As I walk toward the door to grab my keys, I hear Kyler mumble, “Sure sounds like she’s knocked you on your ass,” as he walks back into his room.

Woah. In a bit of a déjà vu moment, I remember back to the talk Emmett and I had. No, that couldn’t be it. There’s no way. I remember his words as clear as day: “You’ll find her, and you’ll just know. She’s gonna knock you on your ass.”

Could I have already met her?

Pushing the thoughts from my head, I head over to the dorms, thoughts of our last talk still swirling around in my head, and I am almost knocked on my ass—literally—when Haylee opens the door. Not only is she absolutely breathtaking, but at some point since I last saw her, she changed her hair color. I am taken aback by this gorgeous blonde bombshell staring at me and am rendered speechless for the first time in my life.

“Holy shit.”

Well, that’s one way to greet someone. Concerned that I have something on me, I frantically pat my clothing, checking for something, anything that causes a reaction like that. When I threw this outfit together because he said “comfortable,” I didn’t think it looked that bad. Maybe I was wrong. Perhaps he should give a little more heads-up next time.

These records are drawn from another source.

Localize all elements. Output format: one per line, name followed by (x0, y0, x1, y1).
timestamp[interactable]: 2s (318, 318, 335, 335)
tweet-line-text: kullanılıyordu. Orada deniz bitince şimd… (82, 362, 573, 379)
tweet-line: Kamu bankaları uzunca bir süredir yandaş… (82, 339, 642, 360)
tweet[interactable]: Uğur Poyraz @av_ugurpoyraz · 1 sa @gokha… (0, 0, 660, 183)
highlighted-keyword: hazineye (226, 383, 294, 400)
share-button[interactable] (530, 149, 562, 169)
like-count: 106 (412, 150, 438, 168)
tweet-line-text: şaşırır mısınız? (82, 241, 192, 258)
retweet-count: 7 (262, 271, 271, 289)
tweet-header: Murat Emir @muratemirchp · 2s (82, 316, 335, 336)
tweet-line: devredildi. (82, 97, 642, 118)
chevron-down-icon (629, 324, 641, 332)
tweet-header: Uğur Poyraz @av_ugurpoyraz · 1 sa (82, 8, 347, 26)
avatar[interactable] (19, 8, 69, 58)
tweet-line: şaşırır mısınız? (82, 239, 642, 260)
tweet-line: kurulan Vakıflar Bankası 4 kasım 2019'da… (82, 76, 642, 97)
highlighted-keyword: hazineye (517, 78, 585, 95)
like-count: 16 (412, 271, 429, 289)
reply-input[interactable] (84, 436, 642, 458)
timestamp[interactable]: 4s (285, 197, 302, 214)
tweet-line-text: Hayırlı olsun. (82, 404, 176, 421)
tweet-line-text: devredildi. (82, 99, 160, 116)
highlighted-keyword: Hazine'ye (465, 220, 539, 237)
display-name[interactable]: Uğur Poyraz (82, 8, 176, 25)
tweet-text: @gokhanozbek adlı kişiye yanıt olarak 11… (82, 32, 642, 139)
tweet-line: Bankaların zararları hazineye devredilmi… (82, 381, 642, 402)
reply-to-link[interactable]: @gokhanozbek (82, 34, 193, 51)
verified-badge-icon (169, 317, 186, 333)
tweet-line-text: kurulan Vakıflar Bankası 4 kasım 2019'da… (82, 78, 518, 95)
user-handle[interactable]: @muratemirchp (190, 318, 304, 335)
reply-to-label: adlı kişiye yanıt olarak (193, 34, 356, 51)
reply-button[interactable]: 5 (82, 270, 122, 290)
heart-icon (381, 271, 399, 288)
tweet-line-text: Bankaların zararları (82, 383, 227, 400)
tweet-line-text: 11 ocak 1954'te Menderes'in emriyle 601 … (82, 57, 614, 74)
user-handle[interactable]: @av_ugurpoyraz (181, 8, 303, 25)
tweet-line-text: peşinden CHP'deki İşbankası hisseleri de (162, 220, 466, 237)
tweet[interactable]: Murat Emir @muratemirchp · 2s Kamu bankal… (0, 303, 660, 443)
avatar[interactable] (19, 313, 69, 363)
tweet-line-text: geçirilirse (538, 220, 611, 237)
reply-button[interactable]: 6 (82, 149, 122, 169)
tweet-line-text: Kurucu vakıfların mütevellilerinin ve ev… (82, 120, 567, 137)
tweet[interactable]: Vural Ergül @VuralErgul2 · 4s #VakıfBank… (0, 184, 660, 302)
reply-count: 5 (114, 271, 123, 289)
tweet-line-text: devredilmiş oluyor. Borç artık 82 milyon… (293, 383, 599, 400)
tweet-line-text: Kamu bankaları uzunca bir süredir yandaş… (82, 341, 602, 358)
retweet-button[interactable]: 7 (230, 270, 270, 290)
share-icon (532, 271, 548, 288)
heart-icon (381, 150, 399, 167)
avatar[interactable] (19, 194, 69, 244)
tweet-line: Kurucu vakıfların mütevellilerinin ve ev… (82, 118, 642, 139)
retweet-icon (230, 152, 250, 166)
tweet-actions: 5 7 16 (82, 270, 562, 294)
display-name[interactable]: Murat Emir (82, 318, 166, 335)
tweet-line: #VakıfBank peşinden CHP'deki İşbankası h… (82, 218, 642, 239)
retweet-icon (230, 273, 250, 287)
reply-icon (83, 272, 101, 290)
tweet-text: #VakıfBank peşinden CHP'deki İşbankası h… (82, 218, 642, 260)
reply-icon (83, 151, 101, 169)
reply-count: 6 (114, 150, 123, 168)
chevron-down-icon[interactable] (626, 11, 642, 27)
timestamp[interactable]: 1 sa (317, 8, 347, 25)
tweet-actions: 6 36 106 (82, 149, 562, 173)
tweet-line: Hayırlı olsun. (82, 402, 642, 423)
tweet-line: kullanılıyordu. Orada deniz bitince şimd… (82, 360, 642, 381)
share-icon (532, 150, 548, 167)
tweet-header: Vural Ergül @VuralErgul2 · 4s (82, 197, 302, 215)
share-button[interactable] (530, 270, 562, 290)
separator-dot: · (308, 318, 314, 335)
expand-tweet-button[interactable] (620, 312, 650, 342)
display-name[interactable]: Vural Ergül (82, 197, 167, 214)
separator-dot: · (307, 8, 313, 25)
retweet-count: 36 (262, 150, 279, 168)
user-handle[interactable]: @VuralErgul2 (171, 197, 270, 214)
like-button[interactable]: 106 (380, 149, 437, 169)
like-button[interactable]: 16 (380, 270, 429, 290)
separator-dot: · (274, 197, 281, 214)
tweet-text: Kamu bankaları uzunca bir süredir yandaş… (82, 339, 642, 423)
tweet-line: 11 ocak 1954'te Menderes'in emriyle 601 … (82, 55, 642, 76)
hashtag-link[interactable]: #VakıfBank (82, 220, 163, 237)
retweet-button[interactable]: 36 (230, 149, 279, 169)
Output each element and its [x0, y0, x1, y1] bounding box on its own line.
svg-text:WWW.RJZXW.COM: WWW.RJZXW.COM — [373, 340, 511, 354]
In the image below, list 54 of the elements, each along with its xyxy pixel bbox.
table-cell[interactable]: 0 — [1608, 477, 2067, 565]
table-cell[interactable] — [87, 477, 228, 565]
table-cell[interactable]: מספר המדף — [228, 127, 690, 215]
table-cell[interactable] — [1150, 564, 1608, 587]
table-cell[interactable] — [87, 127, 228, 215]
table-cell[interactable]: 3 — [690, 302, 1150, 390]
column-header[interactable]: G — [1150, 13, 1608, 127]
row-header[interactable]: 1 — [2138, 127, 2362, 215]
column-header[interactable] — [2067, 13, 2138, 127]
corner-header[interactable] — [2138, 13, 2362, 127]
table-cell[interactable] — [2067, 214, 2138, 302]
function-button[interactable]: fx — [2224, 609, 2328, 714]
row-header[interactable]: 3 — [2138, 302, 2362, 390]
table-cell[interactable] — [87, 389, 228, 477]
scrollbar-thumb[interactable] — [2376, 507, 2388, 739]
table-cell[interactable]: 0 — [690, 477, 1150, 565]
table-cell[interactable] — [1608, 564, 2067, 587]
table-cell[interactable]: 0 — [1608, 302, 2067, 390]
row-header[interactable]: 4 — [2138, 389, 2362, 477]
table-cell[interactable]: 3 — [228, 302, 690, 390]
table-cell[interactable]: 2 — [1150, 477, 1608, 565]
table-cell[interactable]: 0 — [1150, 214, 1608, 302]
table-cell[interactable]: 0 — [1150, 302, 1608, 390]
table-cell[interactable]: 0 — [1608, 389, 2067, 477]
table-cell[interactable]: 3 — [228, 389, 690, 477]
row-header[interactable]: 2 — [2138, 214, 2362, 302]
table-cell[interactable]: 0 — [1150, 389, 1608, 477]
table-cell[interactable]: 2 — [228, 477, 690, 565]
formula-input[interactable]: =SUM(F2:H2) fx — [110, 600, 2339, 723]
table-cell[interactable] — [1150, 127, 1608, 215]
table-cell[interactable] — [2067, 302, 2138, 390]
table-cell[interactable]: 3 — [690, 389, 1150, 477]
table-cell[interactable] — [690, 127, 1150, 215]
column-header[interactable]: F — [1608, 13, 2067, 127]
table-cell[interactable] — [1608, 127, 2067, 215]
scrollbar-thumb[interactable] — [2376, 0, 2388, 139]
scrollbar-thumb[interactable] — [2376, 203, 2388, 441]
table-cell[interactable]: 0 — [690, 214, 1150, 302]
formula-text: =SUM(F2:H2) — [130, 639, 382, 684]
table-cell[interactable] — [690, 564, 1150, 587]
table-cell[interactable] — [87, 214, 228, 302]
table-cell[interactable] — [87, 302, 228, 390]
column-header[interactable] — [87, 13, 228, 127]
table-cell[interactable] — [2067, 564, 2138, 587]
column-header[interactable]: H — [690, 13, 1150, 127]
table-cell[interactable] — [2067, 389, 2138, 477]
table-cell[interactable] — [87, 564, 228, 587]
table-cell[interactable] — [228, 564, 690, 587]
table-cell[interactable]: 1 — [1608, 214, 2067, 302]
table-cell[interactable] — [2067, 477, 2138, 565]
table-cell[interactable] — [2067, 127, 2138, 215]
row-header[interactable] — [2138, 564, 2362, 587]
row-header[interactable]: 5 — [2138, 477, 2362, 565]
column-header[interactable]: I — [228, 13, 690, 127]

Looking around, I say, “Do I have something on me?”

My eyes meet his, and his blank stare fills with confusion. “No, why?”

I stop feeling around. “Then why did you say ‘holy shit’ as soon as I answered the door?”

“Oh no.” He steps closer, and his fingers glide over my new hair.

Oh right, I forgot he hadn’t seen me since I went to the salon the other day. I had just needed a change. At Cami’s suggestion, I made an appointment with her stylist and here we are. It has for sure taken some getting used to. Every time I look in the mirror, it’s as if I don’t recognize the person looking back at me.

“You just…” I can tell he’s searching for the right words.